MUSESUAN 2014 Abstracts


Full Papers
Paper Nr: 3
Title:

MOSAIC - Multimodal Analytics for the Protection of Critical Assets

Authors:

Atta Badii, Marco Tiemann, Richard Adderley, Patrick Seidler, Rubén Heras Evangelio, Tobias Senst, Thomas Sikora, Luca Panattoni, Matteo Raffaelli, Matthew Cappel-Porter, Zsolt L. Husz, Thomas Hecker and Ines Peters

Abstract: This paper presents an overview of the MOSAIC architecture and the validated Demonstrator resulting from an EU-co-funded research project concerned with the development of an advanced system for the use and integration of multimodal analytics for the protection of critical assets. The paper motivates the MOSAIC vision and describes the major components of the integrated solution; including the ontological framework, the data representation, text mining, data mining, video analytics, social network analysis and decision support. In the descriptions of these components, it is illustrated how MOSAIC can be used to improve the protection of critical assets without necessitating data gathering that goes beyond what is already currently being gathered by relevant security organisations such as police forces by improving data analytics techniques, integration of analysis outputs and decision support mechanisms.

Paper Nr: 5
Title:

A Multi-configuration Part-based Person Detector

Authors:

Alvaro Garcia-Martin, Ruben Heras Evangelio and Thomas Sikora

Abstract: People detection is a task that has generated a great interest in the computer vision and specially in the surveillance community. One of the main problems of this task in crowded scenarios is the high number of occlusions deriving from persons appearing in groups. In this paper, we address this problem by combining individual body part detectors in a statistical driven way in order to be able to detect persons even in case of failure of any detection of the body parts, i.e., we propose a generic scheme to deal with partial occlusions.
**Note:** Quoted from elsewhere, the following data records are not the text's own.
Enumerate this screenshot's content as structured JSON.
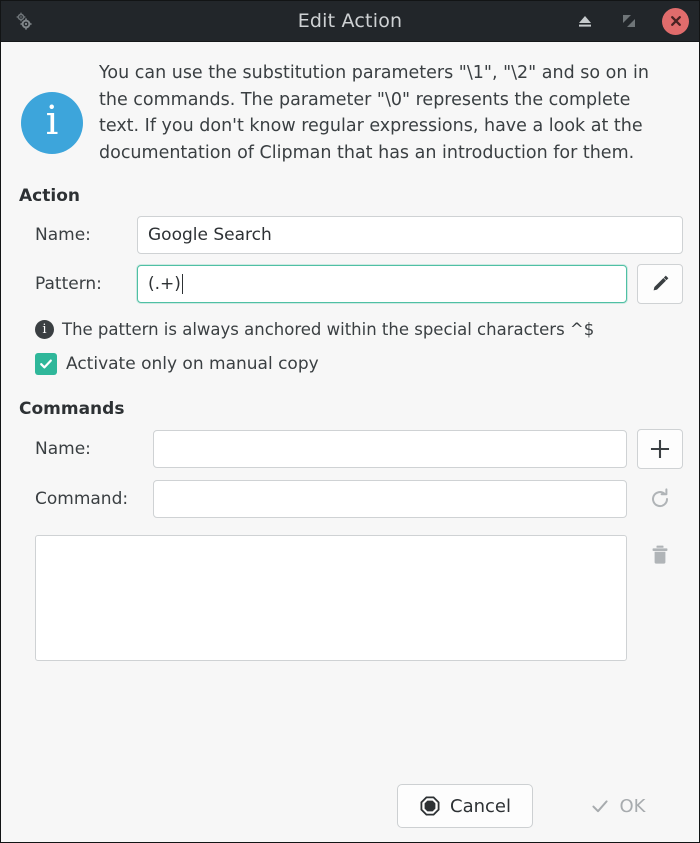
{
  "titlebar": {
    "app_icon": "cogs-icon",
    "title": "Edit Action",
    "buttons": [
      {
        "name": "shade-window-button",
        "icon": "eject-icon"
      },
      {
        "name": "maximize-window-button",
        "icon": "maximize-icon"
      },
      {
        "name": "close-window-button",
        "icon": "close-icon"
      }
    ],
    "close_color": "#e06c6c"
  },
  "info": {
    "icon": "info-circle-icon",
    "icon_color": "#3da5db",
    "glyph": "i",
    "text": "You can use the substitution parameters \"\\1\", \"\\2\" and so on in the commands. The parameter \"\\0\" represents the complete text. If you don't know regular expressions, have a look at the documentation of Clipman that has an introduction for them."
  },
  "action": {
    "section_label": "Action",
    "name_label": "Name:",
    "name_value": "Google Search",
    "name_placeholder": "",
    "pattern_label": "Pattern:",
    "pattern_value": "(.+)",
    "pattern_placeholder": "",
    "pattern_focused": true,
    "focus_color": "#4fc0a4",
    "edit_button_icon": "pencil-icon",
    "hint_icon": "info-small-icon",
    "hint_text": "The pattern is always anchored within the special characters ^$",
    "checkbox_label": "Activate only on manual copy",
    "checkbox_checked": true,
    "checkbox_color": "#2fb79a"
  },
  "commands": {
    "section_label": "Commands",
    "name_label": "Name:",
    "name_value": "",
    "name_placeholder": "",
    "add_button_icon": "plus-icon",
    "command_label": "Command:",
    "command_value": "",
    "command_placeholder": "",
    "refresh_button_icon": "refresh-icon",
    "refresh_enabled": false,
    "delete_button_icon": "trash-icon",
    "delete_enabled": false,
    "list_items": []
  },
  "footer": {
    "cancel_label": "Cancel",
    "cancel_icon": "stop-octagon-icon",
    "ok_label": "OK",
    "ok_icon": "check-icon",
    "ok_enabled": false
  }
}
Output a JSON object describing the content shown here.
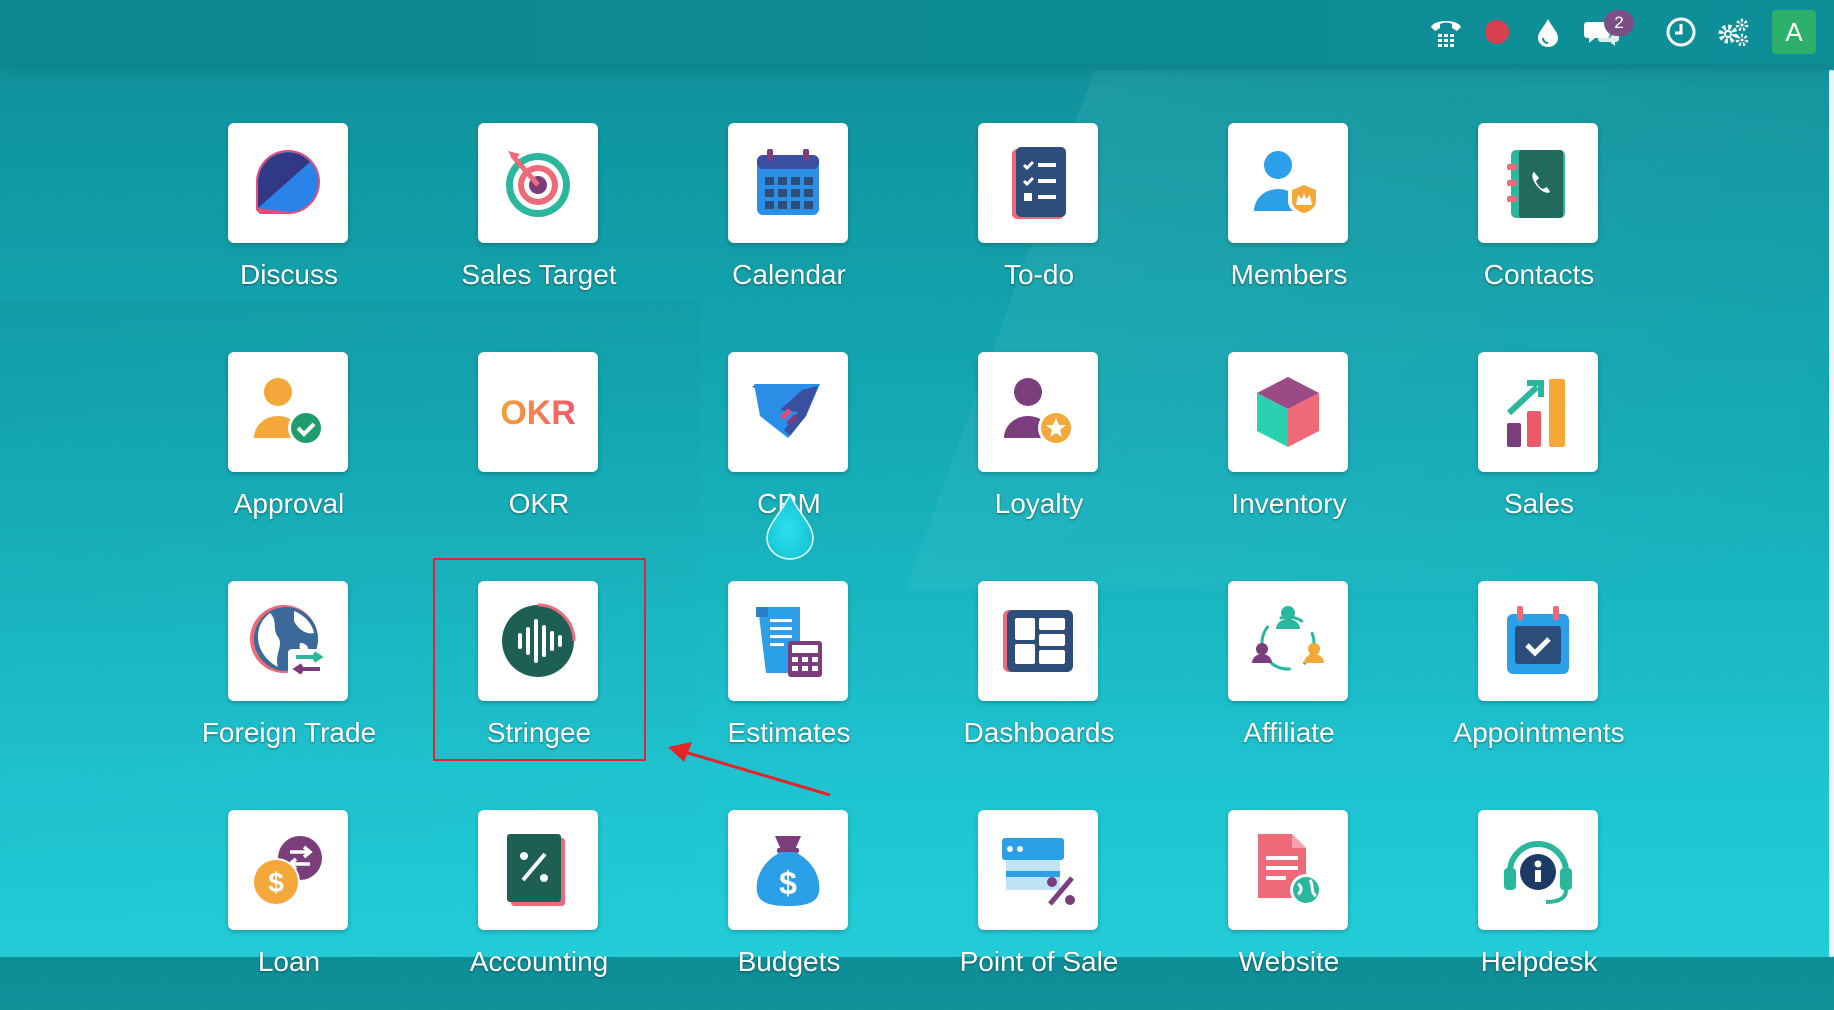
{
  "navbar": {
    "icons": [
      "phone-icon",
      "record-icon",
      "drop-icon",
      "chat-icon",
      "clock-icon",
      "gears-icon"
    ],
    "chat_badge": "2",
    "avatar_letter": "A",
    "avatar_color": "#2db06a"
  },
  "apps": [
    {
      "label": "Discuss",
      "icon": "discuss-icon"
    },
    {
      "label": "Sales Target",
      "icon": "target-icon"
    },
    {
      "label": "Calendar",
      "icon": "calendar-icon"
    },
    {
      "label": "To-do",
      "icon": "checklist-icon"
    },
    {
      "label": "Members",
      "icon": "member-badge-icon"
    },
    {
      "label": "Contacts",
      "icon": "contact-book-icon"
    },
    {
      "label": "Approval",
      "icon": "approval-user-icon"
    },
    {
      "label": "OKR",
      "icon": "okr-logo-icon",
      "logo_text": "OKR"
    },
    {
      "label": "CRM",
      "icon": "handshake-icon"
    },
    {
      "label": "Loyalty",
      "icon": "loyalty-user-icon"
    },
    {
      "label": "Inventory",
      "icon": "cube-icon"
    },
    {
      "label": "Sales",
      "icon": "bar-chart-icon"
    },
    {
      "label": "Foreign Trade",
      "icon": "globe-exchange-icon"
    },
    {
      "label": "Stringee",
      "icon": "soundwave-icon"
    },
    {
      "label": "Estimates",
      "icon": "estimate-calculator-icon"
    },
    {
      "label": "Dashboards",
      "icon": "dashboard-layout-icon"
    },
    {
      "label": "Affiliate",
      "icon": "affiliate-network-icon"
    },
    {
      "label": "Appointments",
      "icon": "calendar-check-icon"
    },
    {
      "label": "Loan",
      "icon": "loan-coins-icon"
    },
    {
      "label": "Accounting",
      "icon": "percent-book-icon"
    },
    {
      "label": "Budgets",
      "icon": "money-bag-icon"
    },
    {
      "label": "Point of Sale",
      "icon": "pos-shop-icon"
    },
    {
      "label": "Website",
      "icon": "web-document-icon"
    },
    {
      "label": "Helpdesk",
      "icon": "headset-icon"
    }
  ],
  "annotation": {
    "highlight_color": "#e5242a",
    "target": "Stringee"
  }
}
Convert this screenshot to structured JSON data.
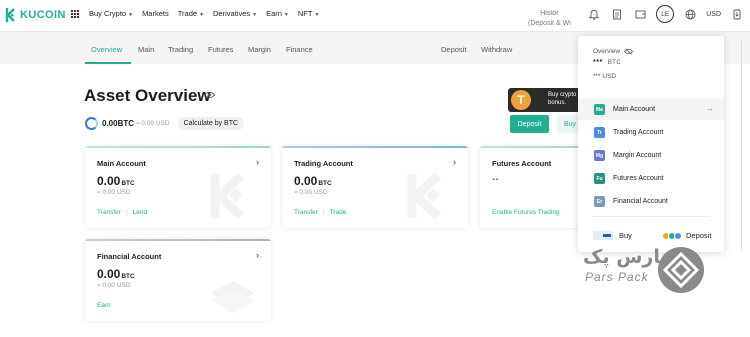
{
  "brand": {
    "name": "KUCOIN",
    "accent": "#23af91"
  },
  "topnav": {
    "items": [
      {
        "label": "Buy Crypto",
        "caret": true
      },
      {
        "label": "Markets",
        "caret": false
      },
      {
        "label": "Trade",
        "caret": true
      },
      {
        "label": "Derivatives",
        "caret": true
      },
      {
        "label": "Earn",
        "caret": true
      },
      {
        "label": "NFT",
        "caret": true
      }
    ],
    "right": {
      "icons": [
        "bell-icon",
        "orders-icon",
        "wallet-icon"
      ],
      "avatar": "LE",
      "currency": "USD"
    }
  },
  "subnav": {
    "tabs": [
      "Overview",
      "Main",
      "Trading",
      "Futures",
      "Margin",
      "Finance"
    ],
    "active": "Overview",
    "actions": [
      "Deposit",
      "Withdraw"
    ],
    "history": {
      "line1": "Histor",
      "line2": "(Deposit & Wi"
    }
  },
  "header": {
    "title": "Asset Overview",
    "balance": "0.00BTC",
    "balance_usd": "≈ 0.00 USD",
    "calc_button": "Calculate by BTC",
    "promo_line1": "Buy crypto",
    "promo_line2": "bonus.",
    "promo_coin": "T",
    "deposit_button": "Deposit",
    "buy_button": "Buy"
  },
  "cards": {
    "main": {
      "name": "Main Account",
      "amount": "0.00",
      "unit": "BTC",
      "approx": "≈ 0.00 USD",
      "links": [
        "Transfer",
        "Lend"
      ]
    },
    "trading": {
      "name": "Trading Account",
      "amount": "0.00",
      "unit": "BTC",
      "approx": "≈ 0.00 USD",
      "links": [
        "Transfer",
        "Trade"
      ]
    },
    "futures": {
      "name": "Futures Account",
      "value": "--",
      "link": "Enable Futures Trading"
    },
    "financial": {
      "name": "Financial Account",
      "amount": "0.00",
      "unit": "BTC",
      "approx": "≈ 0.00 USD",
      "link": "Earn"
    }
  },
  "dropdown": {
    "overview_label": "Overview",
    "btc_stars": "***",
    "btc_unit": "BTC",
    "usd_line": "*** USD",
    "items": [
      {
        "badge": "Ma",
        "label": "Main Account",
        "color": "#23af91"
      },
      {
        "badge": "Tr",
        "label": "Trading Account",
        "color": "#4a8de6"
      },
      {
        "badge": "Mg",
        "label": "Margin Account",
        "color": "#6d77d9"
      },
      {
        "badge": "Fu",
        "label": "Futures Account",
        "color": "#2f8f7c"
      },
      {
        "badge": "Er",
        "label": "Financial Account",
        "color": "#7c9ab3"
      }
    ],
    "buy_label": "Buy",
    "deposit_label": "Deposit"
  },
  "watermark": {
    "fa": "پارس پک",
    "en": "Pars Pack"
  }
}
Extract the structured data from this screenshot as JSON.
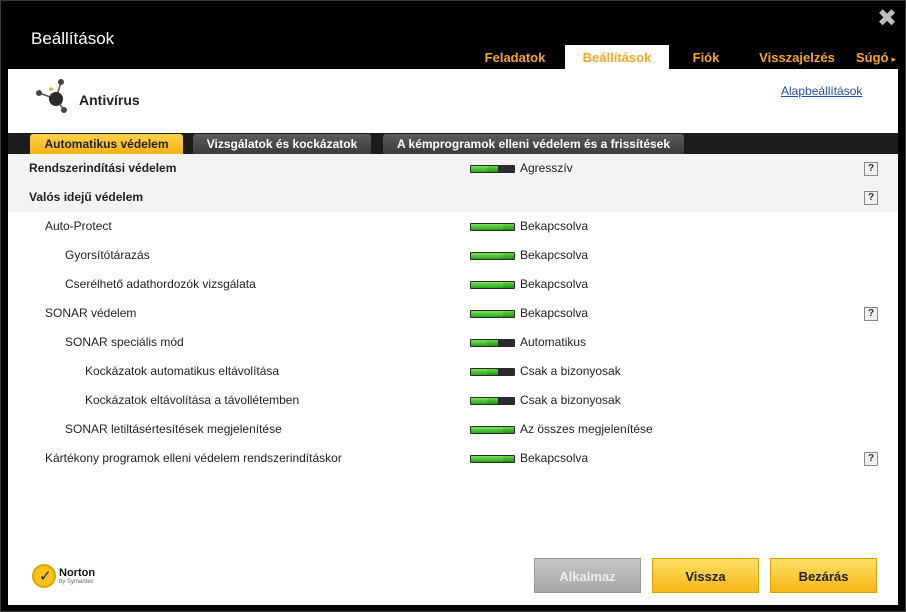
{
  "window": {
    "title": "Beállítások"
  },
  "topnav": {
    "tabs": [
      "Feladatok",
      "Beállítások",
      "Fiók",
      "Visszajelzés",
      "Súgó"
    ],
    "active": "Beállítások",
    "help_arrow": "▸"
  },
  "section": {
    "title": "Antivírus",
    "defaults_link": "Alapbeállítások"
  },
  "subtabs": {
    "items": [
      "Automatikus védelem",
      "Vizsgálatok és kockázatok",
      "A kémprogramok elleni védelem és a frissítések"
    ],
    "active": "Automatikus védelem"
  },
  "rows": [
    {
      "label": "Rendszerindítási védelem",
      "value": "Agresszív",
      "help": "?"
    },
    {
      "label": "Valós idejű védelem",
      "help": "?"
    },
    {
      "label": "Auto-Protect",
      "value": "Bekapcsolva"
    },
    {
      "label": "Gyorsítótárazás",
      "value": "Bekapcsolva"
    },
    {
      "label": "Cserélhető adathordozók vizsgálata",
      "value": "Bekapcsolva"
    },
    {
      "label": "SONAR védelem",
      "value": "Bekapcsolva",
      "help": "?"
    },
    {
      "label": "SONAR speciális mód",
      "value": "Automatikus"
    },
    {
      "label": "Kockázatok automatikus eltávolítása",
      "value": "Csak a bizonyosak"
    },
    {
      "label": "Kockázatok eltávolítása a távollétemben",
      "value": "Csak a bizonyosak"
    },
    {
      "label": "SONAR letiltásértesítések megjelenítése",
      "value": "Az összes megjelenítése"
    },
    {
      "label": "Kártékony programok elleni védelem rendszerindításkor",
      "value": "Bekapcsolva",
      "help": "?"
    }
  ],
  "sliders": [
    {
      "row": 0,
      "level": 0.5
    },
    {
      "row": 2,
      "level": 1.0
    },
    {
      "row": 3,
      "level": 1.0
    },
    {
      "row": 4,
      "level": 1.0
    },
    {
      "row": 5,
      "level": 1.0
    },
    {
      "row": 6,
      "level": 0.5
    },
    {
      "row": 7,
      "level": 0.5
    },
    {
      "row": 8,
      "level": 0.5
    },
    {
      "row": 9,
      "level": 1.0
    },
    {
      "row": 10,
      "level": 1.0
    }
  ],
  "branding": {
    "name": "Norton",
    "by": "by Symantec"
  },
  "buttons": {
    "apply": "Alkalmaz",
    "back": "Vissza",
    "close": "Bezárás"
  },
  "colors": {
    "accent": "#f5a623",
    "button": "#f5b716",
    "slider_on": "#26a61a"
  }
}
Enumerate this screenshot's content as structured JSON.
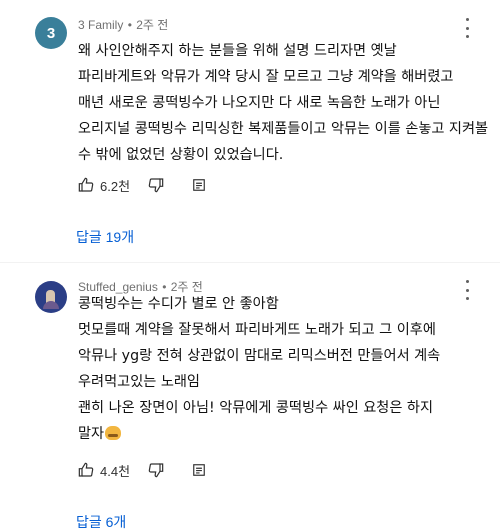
{
  "comments": [
    {
      "author": "3 Family",
      "separator": "•",
      "time": "2주 전",
      "avatar_letter": "3",
      "lines": [
        "왜 사인안해주지 하는 분들을 위해 설명 드리자면 옛날",
        "파리바게트와 악뮤가 계약 당시 잘 모르고 그냥 계약을 해버렸고",
        "매년 새로운 콩떡빙수가 나오지만 다 새로 녹음한 노래가 아닌",
        "오리지널 콩떡빙수 리믹싱한 복제품들이고 악뮤는 이를 손놓고 지켜볼",
        "수 밖에 없었던 상황이 있었습니다."
      ],
      "likes": "6.2천",
      "replies": "답글 19개"
    },
    {
      "author": "Stuffed_genius",
      "separator": "•",
      "time": "2주 전",
      "lines": [
        "콩떡빙수는 수디가 별로 안 좋아함",
        "멋모를때 계약을 잘못해서 파리바게뜨 노래가 되고 그 이후에",
        "악뮤나 yg랑 전혀 상관없이 맘대로 리믹스버전 만들어서 계속",
        "우려먹고있는 노래임",
        "괜히 나온 장면이 아님! 악뮤에게 콩떡빙수 싸인 요청은 하지",
        "말자"
      ],
      "likes": "4.4천",
      "replies": "답글 6개"
    }
  ],
  "icons": [
    "thumb-up-icon",
    "thumb-down-icon",
    "reply-icon",
    "more-vert-icon",
    "grin-emoji-icon"
  ],
  "colors": {
    "link": "#065fd4",
    "meta": "#707070",
    "avatar1": "#3a7f9a",
    "avatar2": "#2b3e86"
  }
}
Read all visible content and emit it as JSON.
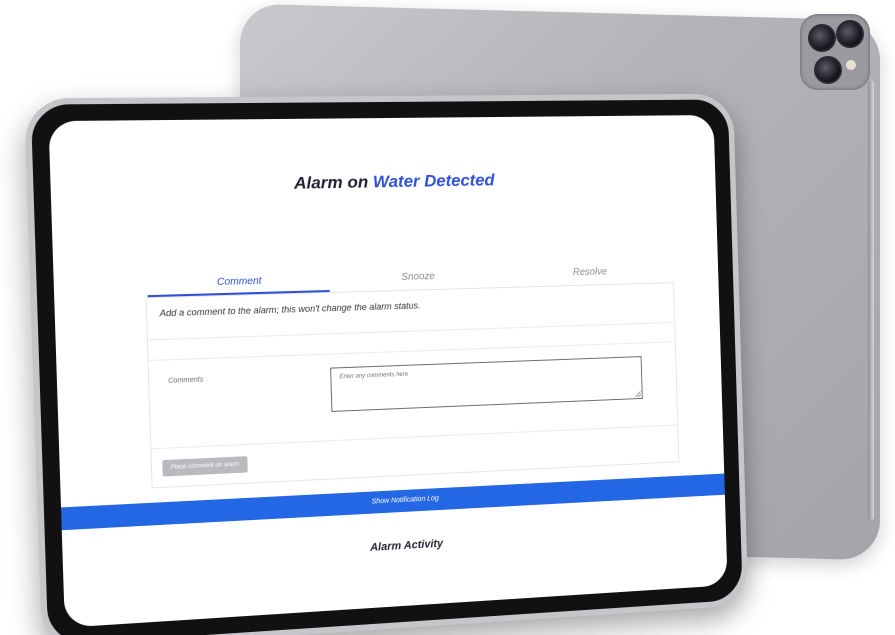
{
  "alarm": {
    "title_prefix": "Alarm on",
    "title_subject": "Water Detected"
  },
  "tabs": [
    {
      "label": "Comment",
      "active": true
    },
    {
      "label": "Snooze",
      "active": false
    },
    {
      "label": "Resolve",
      "active": false
    }
  ],
  "comment_panel": {
    "description": "Add a comment to the alarm; this won't change the alarm status.",
    "comments_label": "Comments",
    "comments_placeholder": "Enter any comments here",
    "submit_label": "Place comment on alarm"
  },
  "notification_log": {
    "label": "Show Notification Log"
  },
  "activity": {
    "title": "Alarm Activity"
  },
  "colors": {
    "accent": "#2e4fd8",
    "notification_bar": "#2467e4",
    "button_disabled": "#b9b9bf"
  }
}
We demonstrate the validity of our approach and compare it with other state of the art approaches on several public datasets. In our experiments we consider sequences with different complexities in terms of occupation and therefore with different number of people present in the scene, in order to highlight the benefits and difficulties of the approaches considered for evaluation. The results show that our approach improves the results provided by state of the art approaches specially in the case of crowded scenes.

Paper Nr: 7
Title:

GIS-supported People Tracking Re-acquisition in a Multi-camera Environment

Authors:

Anastasios Dimou, Vasileios Lovatsis, Andreas Papadakis, Stelios Pantelopoulos and Petros Daras

Abstract: Modern surveillance systems consist of multiple, geographically dispersed cameras, increasing the technical and scalability challenges for person re-identification. In this context, the use of geographical information to boost the effectiveness of a state-of-the-art re-identification algorithm has been implemented and evaluated, by leveraging the prediction of an event evolution. It is argued that the estimation of possible target trajectories can limit the footage search space and allow focused application of the re-identification algorithm. This is reflected in performance, effectiveness and scalability. The parametrization of the interesting footage reduction mechanism allows using different profiles and a flexible trade-off between performance and robustness. Our work is verified and evaluated in a well known benchmark dataset for re-identification and a real-world dataset created in the framework of the EU-project ADVISE.

Short Papers
Paper Nr: 4
Title:

Data Integration, Semantic Data Representation and Decision Support for Situational Awareness in Protection of Critical Assets

Authors:

Atta Badii, Marco Tiemann and Daniel Thiemert

Abstract: This paper presents the design and development of a system for data integration, data representation, situational awareness and decision support that has been developed in the EC-co-funded research project MOSAIC. The paper motivates the architecture and describes the data representation model and the developed system components. It discusses the approach for improved situational awareness and decision support as a novel integration of systems developed under the MOSAIC project as deployed for the protection of critical assets as a demonstrator.

Paper Nr: 6
Title:

Multimedia Analysis of Video Sources

Authors:

Juan Arraiza Irujo, Montse Cuadros, Naiara Aginako, Matteo Raffaelli, Olga Kaehm, Naser Damer and Joao P. Neto

Abstract: Law Enforcement Agencies (LEAs) spend increasing efforts and resources on monitoring open sources, searching for suspicious behaviours and crime clues. The task of efficiently and effectively monitoring open sources is strongly linked to the capability of automatically retrieving and analyzing multimedia data. This paper presents a multimodal analytics system, created in cooperation with European LEAs. In particular it is described how the video analytics subsystem produces a workflow of multimedia data analysis processes. After a first analysis of video files, images are extracted in order to perform image comparison, classification and face recognition. In addition, audio content is extracted to perform speaker recognition and multilingual analysis of text transcripts. The integration of multimedia analysis results allows LEAs to extract pertinent knowledge from the gathered information.